2. Pembuatan Benda Uji
a. Persiapkan alat-alat, dan bersihkan cetakan, dan olesi cetakan
dengan oli agar nantinya beton tidak melekat pada cetakan.
b. Timbang material untuk benda uji sesuai dengan proporsi job
mix design yang telah dibuat.
c. Kemudian tuangkan agregat kasar (batu tabas), agregat halus
(pasir yang telah dicampur dengan batu tabas yang lolos pada
saringan no 4,75 ,lalu diaduk-aduk secara manual sampai
tercampur rata.
d. Setelah agregat halus dan kasar tercampur, tambahkan sedikit
demi sedikit semen. Kemudian adauk-aduk kembali .
e. Lalu tambahkan air sedikit demi sedikit dengan jumlah air
sesuai dengan job mix design yang telah dibuat.

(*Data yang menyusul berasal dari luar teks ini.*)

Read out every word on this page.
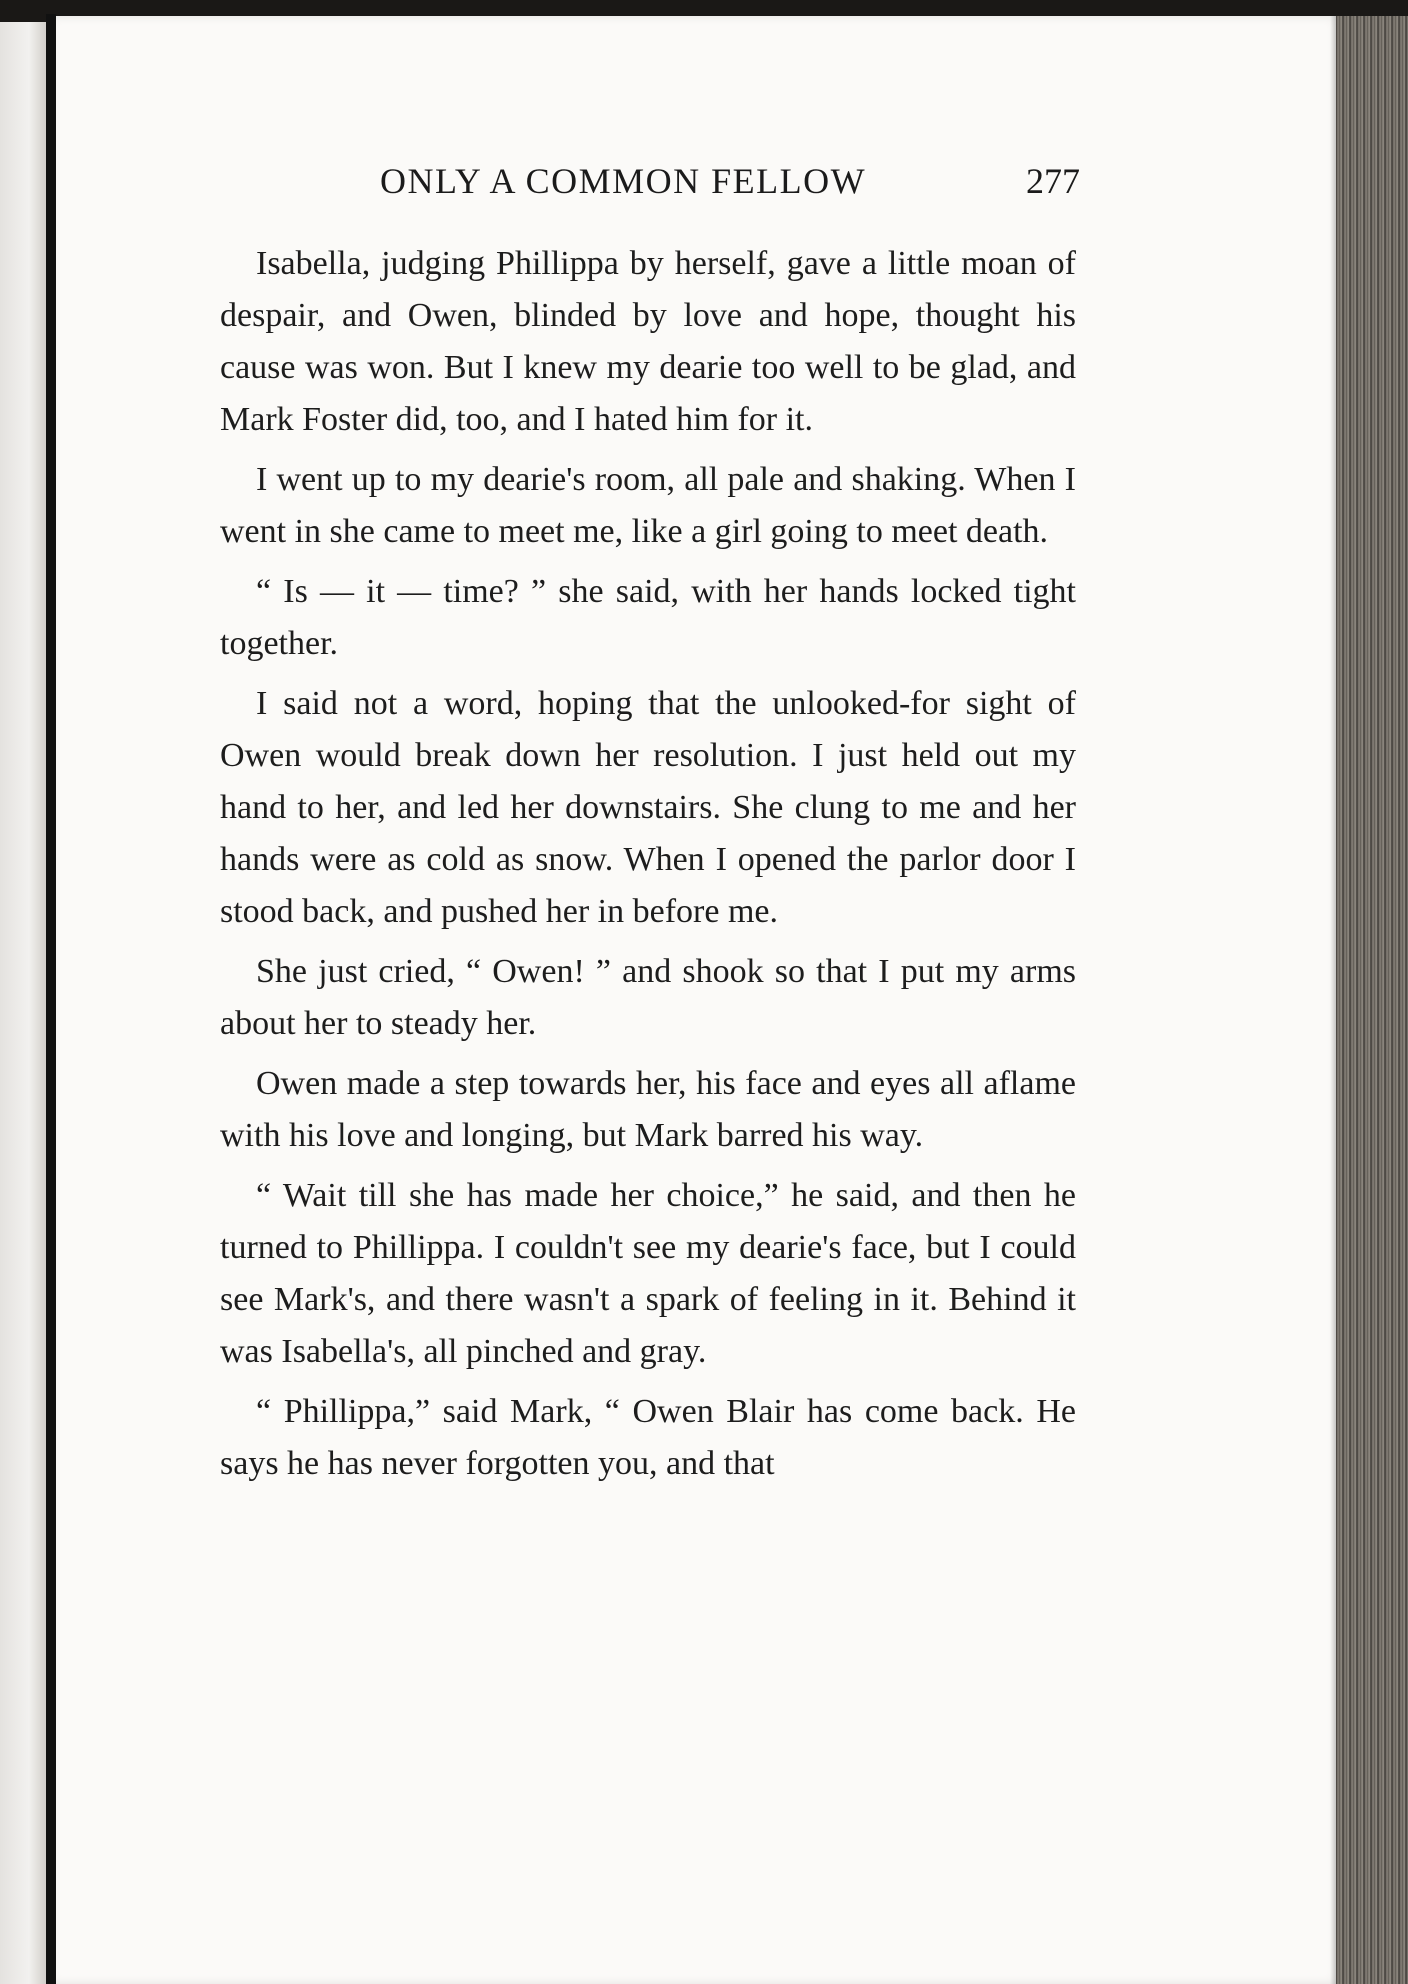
ONLY A COMMON FELLOW	277

Isabella, judging Phillippa by herself, gave a little moan of despair, and Owen, blinded by love and hope, thought his cause was won. But I knew my dearie too well to be glad, and Mark Foster did, too, and I hated him for it.

I went up to my dearie's room, all pale and shaking. When I went in she came to meet me, like a girl going to meet death.

“ Is — it — time? ” she said, with her hands locked tight together.

I said not a word, hoping that the unlooked-for sight of Owen would break down her resolution. I just held out my hand to her, and led her downstairs. She clung to me and her hands were as cold as snow. When I opened the parlor door I stood back, and pushed her in before me.

She just cried, “ Owen! ” and shook so that I put my arms about her to steady her.

Owen made a step towards her, his face and eyes all aflame with his love and longing, but Mark barred his way.

“ Wait till she has made her choice,” he said, and then he turned to Phillippa. I couldn't see my dearie's face, but I could see Mark's, and there wasn't a spark of feeling in it. Behind it was Isabella's, all pinched and gray.

“ Phillippa,” said Mark, “ Owen Blair has come back. He says he has never forgotten you, and that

f. Kemudian lakukan pengujian slump dengan menggunakan
krucut abrams.
g. Jika telah memenuhi nilai slump, kemudian masukkan beton
kedalam cetakan benda uji silinder 15 cm × 30 cm.
h. Isi setiap sepertiga bagian, kemudian rojok dengan besi
perojok agar benda uji menjadi padat.
i. Ratakan permukaan beton segar pada cetakan.
3. Metode Perawatan Beton (Curing)
Perawatan dilakukan setelah beton mencapai Final Setting,
artinya beton telah mengeras. Perawatan ini dilakukan supaya
proses hidrasi selanjutnya tidak megalami gangguan. Jika hal ini
terjadi, beton akan mengalami keretakan karena kehilangan air
yang begitu cepat. Perawatan dilakukan minimal selama 7 (tujuh)
hari dan beton berkekuatan awal tinggi minimal selama 3 (tiga)
hari serta harus dipertahankan dalam kondisi lembab (Mulyanto,
2005). Perawatan dapat dilakukan dengan berbagai cara
perawatan dengan pembasahan antara lain:
a. Menaruh beton segar dalam ruangan yang lembab.
b. Menaruh beton segar dalam genangan air.
c. Menyelimuti permukaan beton dengan karung atau kain
basah.
d. Menyiramkan permukaan beton secara kontinu.
e. Benda uji dilepas dari cetakan setelah berumur satu hari
lalu dilakukan perawatan pada benda uji beton.
Perawatan beton pada penelitian ini dilakukan dengan
cara membungkus beton dengan menggunakan kain
basah, kemudian di letakkan pada ruangan yang tidak
terpapar sinar matahari langsung. Hal ini di lakukan
dengan tujuan agar Faktor Air Semen (FAS) tidak
berkurang akibat penguapan, mendapatkan mutu beton
yang di inginkan, dan menjaga beton dari retakan.